In 2009 Ellis-Lamkins became head of Green for All, a group that brings unions and environmentalists together to push for anti-poverty measures and a clean-energy economy. Drawing on her close working relationships with the Obama White House and the heads of the EPA and the Labor Department, Ellis-Lamkins, now 36, helped lead the fight to include $500 million for green-job training as part of Obama’s 2009 stimulus package. Under her leadership, Green for All has helped several states and cities implement green jobs and energy-efficiency programs. Ellis-Lamkins, an African-American, acknowledges the difficulties of building bridges between unions, community groups, civil rights activists and environmentalists. “Getting people to care about what happens to the planet when they are worried about dinner tonight is one of the greatest challenges we face,” she explained.

§ In Los Angeles Paty Castellanos has been leading an unlikely coalition of the Teamsters, the Sierra Club, the Natural Resources Defense Council, and local public health and community groups to clean up the country’s largest and filthiest port area. Ships and trucks spew toxic pollutants that result in high cancer and asthma rates, particularly in nearby communities and among the port’s more than 10,000 truck drivers. Every year port-related pollution in Greater L.A. causes 1,200 deaths.

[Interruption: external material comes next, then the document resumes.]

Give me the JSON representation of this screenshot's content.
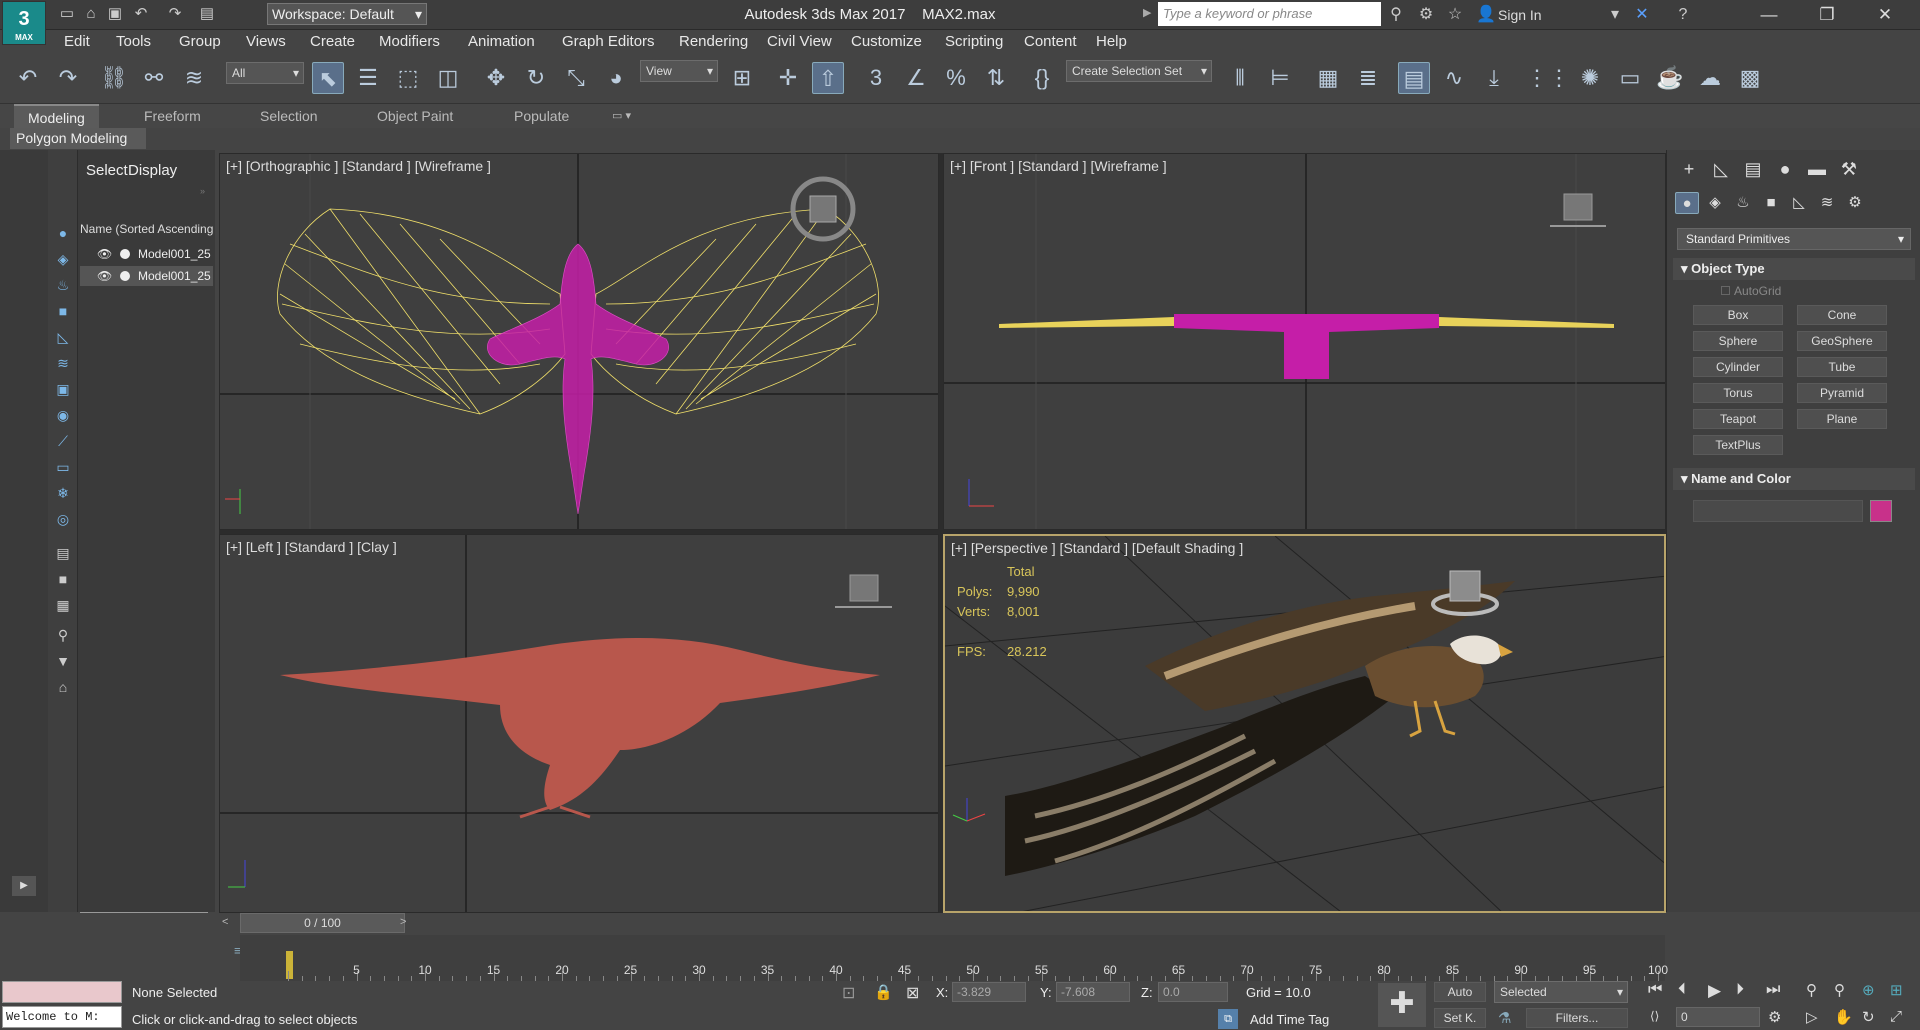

“We realized that issues affecting workers and communities are inextricably linked,” explained Castellanos, 42, the daughter of Mexican immigrant factory workers. A community organizer since 1995, she works for the Los Angeles Alliance for a New Economy, which helped bring the coalition together. After a two-year campaign, the coalition persuaded the mayor-appointed Harbor Commission to adopt the Clean Trucks program, which has reduced toxic emissions by 80 percent. The campaign, which has improved conditions for drivers, has sparked similar efforts in other ports across the country.